York students’ atom-trapping experiment is a Canadian first

Physics students at York University have become the first undergraduates in the country to carry out the scientifically-daunting task of trapping atoms, as part of an advanced laboratory course.

Two student teams recently trapped atoms using a one-of-a-kind laser optics lab at York. The experiment is part of a new course, Physics 4062/5062 (Atom Trapping Laboratory), offered through York’s Faculty of Science & Engineering for the first time this fall.

"We’re very excited to be the first Canadian university to introduce undergraduates to laser cooling and trapping of neutral atoms," says Professor Anatharaman Kumarakrishnan, who developed the course.

The Optech Incorporated Advanced Optics Laboratory  includes state-of-the-art equipment necessary to control lasers, which cool atoms to super-cold temperatures (1/10,000th of a degree above absolute zero, or approximately –273 C). Students in their third and fourth years work in the lab for about six hours per week and attend lectures on relevant theoretical concepts.

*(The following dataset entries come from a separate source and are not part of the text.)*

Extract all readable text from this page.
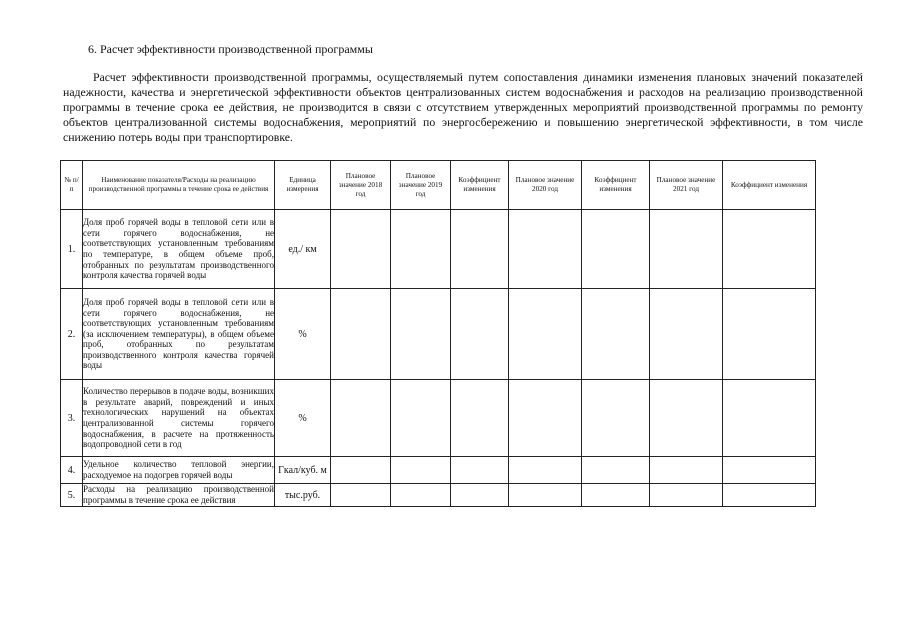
6. Расчет эффективности производственной программы

Расчет эффективности производственной программы, осуществляемый путем сопоставления динамики изменения плановых значений показателей надежности, качества и энергетической эффективности объектов централизованных систем водоснабжения и расходов на реализацию производственной программы в течение срока ее действия, не производится в связи с отсутствием утвержденных мероприятий производственной программы по ремонту объектов централизованной системы водоснабжения, мероприятий по энергосбережению и повышению энергетической эффективности, в том числе снижению потерь воды при транспортировке.

№ п/п	Наименование показателя/Расходы на реализацию производственной программы в течение срока ее действия	Единица измерения	Плановое значение 2018 год	Плановое значение 2019 год	Коэффициент изменения	Плановое значение 2020 год	Коэффициент изменения	Плановое значение 2021 год	Коэффициент изменения
1.	Доля проб горячей воды в тепловой сети или в сети горячего водоснабжения, не соответствующих установленным требованиям по температуре, в общем объеме проб, отобранных по результатам производственного контроля качества горячей воды	ед./ км							
2.	Доля проб горячей воды в тепловой сети или в сети горячего водоснабжения, не соответствующих установленным требованиям (за исключением температуры), в общем объеме проб, отобранных по результатам производственного контроля качества горячей воды	%							
3.	Количество перерывов в подаче воды, возникших в результате аварий, повреждений и иных технологических нарушений на объектах централизованной системы горячего водоснабжения, в расчете на протяженность водопроводной сети в год	%							
4.	Удельное количество тепловой энергии, расходуемое на подогрев горячей воды	Гкал/куб. м							
5.	Расходы на реализацию производственной программы в течение срока ее действия	тыс.руб.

Right: The Optech Incorporated Advanced Optics Laboratory

Over the past decade, atom trapping has emerged as one of the most exciting areas of physics; developments in this field have been recognized by several Nobel prizes in recent years.

"There’s a high demand for students with skills in this area," says Kumarakrishnan. "Techniques related to this field are recognized for their wide-ranging industrial applications."

Nick Cercone, dean of York’s Faculty of Science & Engineering, notes that York University has the largest concentration of researchers in this field in Canada. "York’s Faculty of Science & Engineering stands at the forefront of science and engineering research and provides unique opportunities for undergraduates to become engaged in state-of-the-art research efforts," he says.

Graduate and undergraduate students were involved in every stage of the course design, including design of experimental setups, testing of concepts, construction of low-cost lasers for course expansion, and the development of a comprehensive laboratory manual.

"We designed the course with an emphasis on hands-on skills and sophisticated data analysis," Kumarakrishnan says.

Optech, a Toronto-based firm, donated $125,000 towards the lab, a gift that was matched by the Faculty. The donation has also allowed the University to introduce a companion course, Experimental Techniques in Laser Physics.